Highly effective leaders tend to be able to adapt their leadership approach to suit the circumstances at hand. They know when it’s time to take a back seat and simply listen and the when it’s appropriate to step forward and take an authoritative stance.
They key is to be able to judge situations well and know what type of involvement you need to make in each situation. Sometimes leaders have a preference for one of these approaches (that I outline below) and use it the majority of the time, without actually reading the circumstances closer to see if it actually needs a shift in their approach to get the best of the situation at hand. In this article, I will define these three approaches to leadership and when to use them.
Leaders who TAKE UP space
Some leaders have a natural tendency to take up space. They always seem to have the answer, and the people working for them have become conditioned to turn to them for the answer. They can be the most well intentioned and most lovely of people, but by doing this they are taking an authoritative approach and preventing their employees from thinking for themselves. Very often leaders who favour this approach have risen to the ranks through superior technical knowledge and skills in a particular field. They have spent a good many years being the person people turn to for technical answers. But this kind of leadership style should not be used in every situation and to establish every outcome.
Most leaders want to foster a speak-up culture, but these types of leaders are inadvertently quashing ideas before they can come to light and creating a “follow-the -leader” culture where employees tend to move their opinions towards those of their leader.
To get the best out of your staff, you need to encourage experimentation and creative thought and empower others to think for themselves.Leaders who don’t listen to others will soon find themselves with people who have nothing to say. This approach will stifle creativity and productivity and the resulting lack of responsibility will kill motivation.
This approach to leadership is best used when there is one best technical answer or when you need to move through an issue with expedience. When deciding whether to speak up in a group discussion with your team, ask yourself “Will adding my input draw attention to me as a leader and away from the focus at hand?”
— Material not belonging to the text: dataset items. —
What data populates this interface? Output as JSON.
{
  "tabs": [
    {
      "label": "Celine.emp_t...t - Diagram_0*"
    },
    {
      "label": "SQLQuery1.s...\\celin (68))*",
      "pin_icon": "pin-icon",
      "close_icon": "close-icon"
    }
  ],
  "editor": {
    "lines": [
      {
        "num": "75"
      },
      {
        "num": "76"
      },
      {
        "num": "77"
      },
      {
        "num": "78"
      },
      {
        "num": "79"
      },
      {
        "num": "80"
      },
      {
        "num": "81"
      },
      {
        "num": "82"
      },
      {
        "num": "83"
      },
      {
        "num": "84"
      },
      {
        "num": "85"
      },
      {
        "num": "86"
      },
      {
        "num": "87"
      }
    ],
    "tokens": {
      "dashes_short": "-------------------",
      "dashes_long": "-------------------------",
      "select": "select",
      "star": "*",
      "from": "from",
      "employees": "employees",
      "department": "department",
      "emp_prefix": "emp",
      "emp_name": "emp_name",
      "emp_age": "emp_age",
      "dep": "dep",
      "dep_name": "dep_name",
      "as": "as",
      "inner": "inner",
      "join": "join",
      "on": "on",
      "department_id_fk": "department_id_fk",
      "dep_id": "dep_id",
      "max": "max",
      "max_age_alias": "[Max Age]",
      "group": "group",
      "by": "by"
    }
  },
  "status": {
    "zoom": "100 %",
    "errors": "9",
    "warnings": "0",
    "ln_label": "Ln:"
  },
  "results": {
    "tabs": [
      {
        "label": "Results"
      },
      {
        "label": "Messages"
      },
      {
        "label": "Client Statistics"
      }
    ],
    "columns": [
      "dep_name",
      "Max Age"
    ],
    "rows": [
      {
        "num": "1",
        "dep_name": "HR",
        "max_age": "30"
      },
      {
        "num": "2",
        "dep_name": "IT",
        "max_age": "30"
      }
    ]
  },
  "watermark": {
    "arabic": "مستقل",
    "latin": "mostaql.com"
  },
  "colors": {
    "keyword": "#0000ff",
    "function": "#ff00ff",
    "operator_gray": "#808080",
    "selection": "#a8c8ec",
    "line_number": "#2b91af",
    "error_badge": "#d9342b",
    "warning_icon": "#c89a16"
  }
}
Leaders who COLLAPSE space
When there is a group discussion to establish a desired outcome, tension can naturally form through conflicting interests, and differing opinions. It’s important as a leader to feel comfortable with this process as it is often this built up tension that eventually works towards a shift in energy where a collaborative outcome and next steps are defined. In this situation, it is often desirable to facilitate discussion and a sharing of opinions to reach a point where the energy shifts, the tension is broken, and collaboration is reached. Leaders who collapse space are generally uncomfortable with this tension and try to immediately put a stop to it. They will step in and break it up before it has a chance of getting to the good bit; “OK, OK, let’s take a break…” or perhaps they will use humour and make a joke to lighten the mood. Either way they prematurely break the tension, preventing the group from reaching a point of collaboration.
This approach is best used when/ if the tension gets to the point where someone’s feelings are more important than the level of tension. Sometimes it is necessary to immediately change the dynamic in a room, but it should not be your preference. Some of the most creative ideas come from great tension and initial disagreement. Learn to judge when you need to intervene and when it ought to be encouraged and guided.
Leaders who HOLD the space
Holding space is about being able to keep the group focussed on an issue and be comfortable with the tension that will naturally occur when you have differing opinions bouncing around a room. If you can hold that tension for long enough, you will reach a point where there is a shift. Often you need an emotional shift to reach this point. But when you get there, a commitment is formed by everyone on the team. You move from the ‘can’ts’ and the ‘shouldn’ts’ to a commitment to move forward . You can’t force this shift as you need everyone to be heard and have the chance to state their opinion before they can get to it.
This approach should be used often. It encourages creative thinking and a collaborative commitment to an outcome.